Quando Nosso Senhor foi concebido pelo Espírito Santo no seio puríssimo da Virgem, o casamento desta com São José podia ainda esconder à percepção perspicaz de Satanás a realidade da Encarnação. Só mais tarde lhe foram fornecidos os indícios para descobrir este mistério. No momento da tentação no deserto, podia ele já suspeitar que Cristo era o Filho de Deus. Com efeito, a voz do Pai já se fizera ouvir no Batismo de Jesus, no Jordão (Mateus III, 17; Lucas III, 22; I Pedro I, 17):
“Este é meu Filho bem-amado.”
Todavia, essa não é uma prova peremptória da Encarnação. Para começar, essas palavras vinham mesmo de Deus? Depois, tinha ela o sentido da filiação divina natural, e não adotiva? Assim, a fórmula da qual se serve o Diabo durante a tentação do Salvador, revela uma hesitação (Mateus IV, 6):
“Se és Filho de Deus…”
O Demônio tinha, sem dúvida, razões para supor que Jesus era o Cristo, o Messias, o Filho de Deus. Contudo, ele podia ter algumas incertezas, e a disposição natural devia levá-lo a formulá-las para si mesmo. Afirma Santo Agostinho (De Civitate Dei, 1, XI, c. 21):
“Ele O tentou para averiguar se era o Cristo.”
Entretanto, à medida que o Divino Mestre avançava em sua vida pública, os sinais se multiplicavam, testemunhando o caráter transcendental do Filho de Deus. Esses sinais não poderiam escapar à inteligência do Demônio. Assim, nas diferentes ocasiões em que este é obrigado a publicar uma verdade imposta a seu espírito, ele o faz com mais convicção do que no momento da tentação no deserto. Diz a Jesus (Marcos I, 24):
“Sei quem és: o Santo de Deus!”
Mais ainda, chama-O, sem hesitação aparente, de “Filho de Deus”, “Filho do Deus Altíssimo” (Marcos V, 7; Lucas VIII, 28).
“Tertualiano e outros exegetas pensavam que o Demônio dava-Lhe este título por lisonja. Entretanto, é preferível crer que ele o fazia com toda sinceridade, se bem que a contragosto, pois Deus permitira que até mesmo o Inferno rendesse testemunho a Cristo.” (Filion, Evangile selon S. Marc, Paris, 1895, p. 34)
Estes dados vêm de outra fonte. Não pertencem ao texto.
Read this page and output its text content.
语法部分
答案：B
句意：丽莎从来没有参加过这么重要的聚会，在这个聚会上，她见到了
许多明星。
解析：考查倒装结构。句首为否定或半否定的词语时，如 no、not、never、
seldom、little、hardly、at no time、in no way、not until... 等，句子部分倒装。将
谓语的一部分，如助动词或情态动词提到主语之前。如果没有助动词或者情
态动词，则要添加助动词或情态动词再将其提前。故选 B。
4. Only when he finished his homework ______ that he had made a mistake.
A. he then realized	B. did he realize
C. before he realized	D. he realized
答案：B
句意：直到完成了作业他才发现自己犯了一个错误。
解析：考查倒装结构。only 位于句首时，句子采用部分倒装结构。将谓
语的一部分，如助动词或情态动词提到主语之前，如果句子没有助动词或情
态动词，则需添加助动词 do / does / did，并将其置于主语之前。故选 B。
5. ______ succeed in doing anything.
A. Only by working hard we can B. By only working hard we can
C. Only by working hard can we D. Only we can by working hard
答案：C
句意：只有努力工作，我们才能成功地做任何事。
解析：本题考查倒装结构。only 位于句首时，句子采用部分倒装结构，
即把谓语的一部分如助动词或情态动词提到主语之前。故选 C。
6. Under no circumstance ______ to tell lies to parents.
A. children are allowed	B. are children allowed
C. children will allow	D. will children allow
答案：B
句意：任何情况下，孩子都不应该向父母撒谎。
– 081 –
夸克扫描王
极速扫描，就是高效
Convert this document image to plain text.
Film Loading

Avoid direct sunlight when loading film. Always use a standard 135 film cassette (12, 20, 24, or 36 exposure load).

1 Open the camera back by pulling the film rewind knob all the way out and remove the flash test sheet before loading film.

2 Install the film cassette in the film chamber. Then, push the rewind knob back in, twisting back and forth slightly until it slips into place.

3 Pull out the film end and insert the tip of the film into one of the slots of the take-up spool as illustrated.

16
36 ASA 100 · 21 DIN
Contudo, não há plena persuasão nesse testemunho. Pois, segundo São Tomás, eco da Tradição Católica, se os demônios “tivessem conhecido perfeitamente e com certeza que Jesus era o Filho de Deus e quais seriam os frutos de sua Paixão, jamais buscariam a crucifixão do Senhor da Glória” (Suma Teológica, I, q. 64, a. 1, ad. 4). De fato, é grande a sagacidade dos demônios para compreender a força dos argumentos a favor da divindade do Salvador; mas é grande também a sua perspicácia para descobrir objeções, e, dada a sua disposição de não crer, isto é, de não se deixar convencer senão à força e em último extremo, concebe-se que eles tenham duvidado até o fim.
Escreve Santo Tomás (Suma Teológica III, q. 44, a. 1, ad 2):
“À vista dos milagres, o demônio conjecturou que Ele era o Filho de Deus. (…) E se ele O chamava de Filho de Deus, fazia-o movido mais por desconfiança que por certeza.”
Satanás tinha, pois, a intuição, diríamos quase convicção, de que Jesus era Filho natural de Deus. Entretanto, julgando a verdade apenas por sinais exteriores e com espírito preconcebido, ele conservava dúvidas sobre o mistério da Encarnação, apesar de não ter podido deixar de reconhecer em Nosso Senhor a transcendência sobre-humana que as locuções “o Santo de Deus” e “o Filho de Deus” exprimiam energicamente.